Dem Luzifer hingegen, der sich gegen Gott aufgelehnt hat, gelingt
seitdem nichts Vollkommenes, alles geht irgendwie schief, endet im Chaos.
Um überhaupt Erfolg zu haben, muß er Kompromisse eingehen.
Natürlich mißbraucht er das Gute auch bewußt, aber genauso ist er gezwungen,
das Gute zu verwenden, um irgendeinen Plan überhaupt verwirklichen zu können.
Da geschieht es oft, daß das eine gute Element die 99
schlechten Elemente übertrumpft. Man denke an gewisse politische Systeme.

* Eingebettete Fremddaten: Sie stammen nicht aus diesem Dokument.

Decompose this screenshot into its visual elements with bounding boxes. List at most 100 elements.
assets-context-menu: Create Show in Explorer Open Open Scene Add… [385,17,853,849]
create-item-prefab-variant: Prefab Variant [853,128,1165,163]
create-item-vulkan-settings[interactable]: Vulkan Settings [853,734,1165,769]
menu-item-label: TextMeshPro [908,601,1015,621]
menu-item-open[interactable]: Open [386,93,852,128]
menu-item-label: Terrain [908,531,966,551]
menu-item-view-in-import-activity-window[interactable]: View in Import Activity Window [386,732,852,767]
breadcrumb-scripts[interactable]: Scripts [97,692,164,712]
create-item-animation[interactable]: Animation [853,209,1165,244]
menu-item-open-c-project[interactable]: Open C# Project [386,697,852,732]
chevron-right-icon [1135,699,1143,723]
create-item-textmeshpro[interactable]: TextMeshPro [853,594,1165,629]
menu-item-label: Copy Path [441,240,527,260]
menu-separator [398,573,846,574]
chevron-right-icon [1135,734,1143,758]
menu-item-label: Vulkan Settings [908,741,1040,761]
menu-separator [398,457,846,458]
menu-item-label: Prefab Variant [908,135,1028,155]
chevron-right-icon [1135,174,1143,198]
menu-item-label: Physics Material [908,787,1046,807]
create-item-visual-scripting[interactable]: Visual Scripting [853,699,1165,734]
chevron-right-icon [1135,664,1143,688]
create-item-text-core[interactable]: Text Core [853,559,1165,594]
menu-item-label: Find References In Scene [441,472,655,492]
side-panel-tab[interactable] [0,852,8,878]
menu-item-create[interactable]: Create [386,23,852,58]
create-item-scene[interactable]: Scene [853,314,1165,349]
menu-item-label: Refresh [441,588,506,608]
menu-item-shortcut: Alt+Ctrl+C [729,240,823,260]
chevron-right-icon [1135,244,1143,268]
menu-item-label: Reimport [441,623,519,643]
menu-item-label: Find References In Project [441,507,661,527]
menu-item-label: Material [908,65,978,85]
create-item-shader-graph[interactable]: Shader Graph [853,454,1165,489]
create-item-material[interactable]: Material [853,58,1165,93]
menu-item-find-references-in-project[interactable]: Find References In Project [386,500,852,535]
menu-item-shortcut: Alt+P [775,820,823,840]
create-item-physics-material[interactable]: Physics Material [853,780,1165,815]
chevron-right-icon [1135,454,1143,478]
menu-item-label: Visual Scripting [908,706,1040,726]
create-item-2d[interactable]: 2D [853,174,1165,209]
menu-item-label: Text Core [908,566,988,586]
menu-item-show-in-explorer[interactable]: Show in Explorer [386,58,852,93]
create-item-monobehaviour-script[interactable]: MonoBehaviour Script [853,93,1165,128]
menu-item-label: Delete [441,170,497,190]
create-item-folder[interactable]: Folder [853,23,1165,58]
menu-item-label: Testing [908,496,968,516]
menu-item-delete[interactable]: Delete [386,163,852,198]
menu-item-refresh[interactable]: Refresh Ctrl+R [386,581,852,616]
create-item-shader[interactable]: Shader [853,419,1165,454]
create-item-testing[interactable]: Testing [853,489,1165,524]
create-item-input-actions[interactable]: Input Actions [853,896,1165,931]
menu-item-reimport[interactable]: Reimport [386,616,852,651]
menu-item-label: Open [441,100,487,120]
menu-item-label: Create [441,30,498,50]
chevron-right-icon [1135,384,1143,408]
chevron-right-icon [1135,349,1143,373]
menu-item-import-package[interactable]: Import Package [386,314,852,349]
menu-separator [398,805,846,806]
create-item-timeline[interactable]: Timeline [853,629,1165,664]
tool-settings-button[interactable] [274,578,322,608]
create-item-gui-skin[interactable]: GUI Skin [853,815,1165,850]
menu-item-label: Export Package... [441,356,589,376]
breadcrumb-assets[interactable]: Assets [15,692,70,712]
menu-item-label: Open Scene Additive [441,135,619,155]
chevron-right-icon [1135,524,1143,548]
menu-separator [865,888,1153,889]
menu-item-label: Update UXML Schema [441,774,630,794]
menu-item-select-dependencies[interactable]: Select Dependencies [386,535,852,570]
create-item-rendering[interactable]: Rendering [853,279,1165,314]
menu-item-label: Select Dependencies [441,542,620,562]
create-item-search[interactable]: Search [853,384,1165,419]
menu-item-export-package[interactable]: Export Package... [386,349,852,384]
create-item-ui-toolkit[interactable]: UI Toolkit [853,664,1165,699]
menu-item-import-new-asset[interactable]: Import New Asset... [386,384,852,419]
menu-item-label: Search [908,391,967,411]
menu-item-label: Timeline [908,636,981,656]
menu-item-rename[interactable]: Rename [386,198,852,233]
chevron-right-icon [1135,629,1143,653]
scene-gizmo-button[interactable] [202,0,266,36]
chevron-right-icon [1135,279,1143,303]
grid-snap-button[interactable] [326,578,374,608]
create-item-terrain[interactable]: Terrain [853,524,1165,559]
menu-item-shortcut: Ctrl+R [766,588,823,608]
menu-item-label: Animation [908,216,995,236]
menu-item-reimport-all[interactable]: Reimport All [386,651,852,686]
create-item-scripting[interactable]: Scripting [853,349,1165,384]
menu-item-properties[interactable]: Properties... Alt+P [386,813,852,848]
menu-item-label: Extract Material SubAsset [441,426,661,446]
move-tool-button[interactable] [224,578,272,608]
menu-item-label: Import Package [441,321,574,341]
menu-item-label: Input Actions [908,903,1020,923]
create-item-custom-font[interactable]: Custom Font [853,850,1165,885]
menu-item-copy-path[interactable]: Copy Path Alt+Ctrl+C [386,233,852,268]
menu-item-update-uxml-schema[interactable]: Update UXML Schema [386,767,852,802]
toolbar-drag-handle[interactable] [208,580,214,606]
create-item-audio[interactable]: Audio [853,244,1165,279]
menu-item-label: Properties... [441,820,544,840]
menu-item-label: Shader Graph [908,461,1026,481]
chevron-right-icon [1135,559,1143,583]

Sogar im Anarchismus finden sich Elemente einer
besseren Welt.
Kurz zu den Begriffen:
Zu unserem Erstaunen
entdeckten wir bei manchen Theoretikern des Anarchismus - wie bei den meisten
Menschen, die nicht geborene Verbrecher sind - eine durchaus aufrichtige
Sehnsucht nach Gerechtigkeit, entstanden in einer Zeit despotischer Herrschaft.
Freilich
streben die anarchistischen Klassiker nur eine Teilgerechtigkeit für bestimmte
Schichten an, und wenn sie diesen und andere so erhabene Begriffe verwenden,
dann geschieht dies in Regel auch in propagandistischer Absicht. Sie sind
gezwungen, solche Elemente der bürgerlichen Welt zu stehlen, weil sie sonst
fast keine Anhänger fänden. Denn das wissen auch sie: Das totale Chaos schadet
allen.
Noch eine
Erkenntnis: Viele (alte) Anarchisten ließen sich von den (mißbrauchten)
Schlagworten Gerechtigkeit, Freiheit, Gleichheit und Brüderlichkeit selbst
irreleiten. Manche waren fast Idealisten und - im Gegensatz zu den
Materialisten Karl Marx, Herbert Marcuse etc. - selbst Verführte, und
vielleicht öffnen unsere Worte dem einen oder anderen die Augen.
Denn wenn
sie sich schon diese Ideale gesetzt haben, so sollten sie endlich erkennen, daß
kein irdisches System es bisher geschafft hat, diese Ideale für alle Menschen
zu verwirklichen. Alle Versuche sind in Blut und Tränen gescheitert. Nur in
Gottes Reich wird es wirkliche Gerechtigkeit und Freiheit und Brüderlichkeit
geben und Gleichheit insofern, als dort alle Menschen Gottes Kinder sind,
allerdings verschieden nach Begabungen und Verdiensten.
Unser Wunsch
bei allen Auseinandersetzungen über derartige Themen: differenzieren! Es
gibt wie überall solche und solche. Bei den einen finden sich Spuren einer Art
Idealismus; sie denken an das Gemeinwohl, andere - wir denken an die Auswüchse
der 68er Revolution - sind nackte Hedonisten und
Egoisten und Schmarotzer. Versuchen wir, gerecht zu sehen und zu urteilen, wie
unser Herr es tun würde - und tun wird. Um etwas verstehen zu können, muß man
es erst kennenlernen.
Wir sollen -
das gilt allgemein - einer Sache möglichst auf den Grund gehen, dem Menschen
ins Herz sehen, auf seine Absichten schauen, fragen, warum er etwas tut: ob er
es zum Beispiel aus Not tut, aus Empörung über Unrecht, aus Ichsucht: Habgier,
Herrschsucht, Genußsucht (siehe Handbuch des einfachen Lebens).
Wir sollen
eine Sache von allen Seiten betrachten. Wir sollen unterscheiden, selbst
urteilen, nicht das Geschwafel irgendwelcher Leute nachplappern. Dazu bietet etika.com eine gute Gelegenheit in vielen Dingen, denn wir
bemühen uns, Originalquellen anzuzapfen.
En todas las épocas,
quienes mueren por la justicia se han llamado "hermanos". (Camus)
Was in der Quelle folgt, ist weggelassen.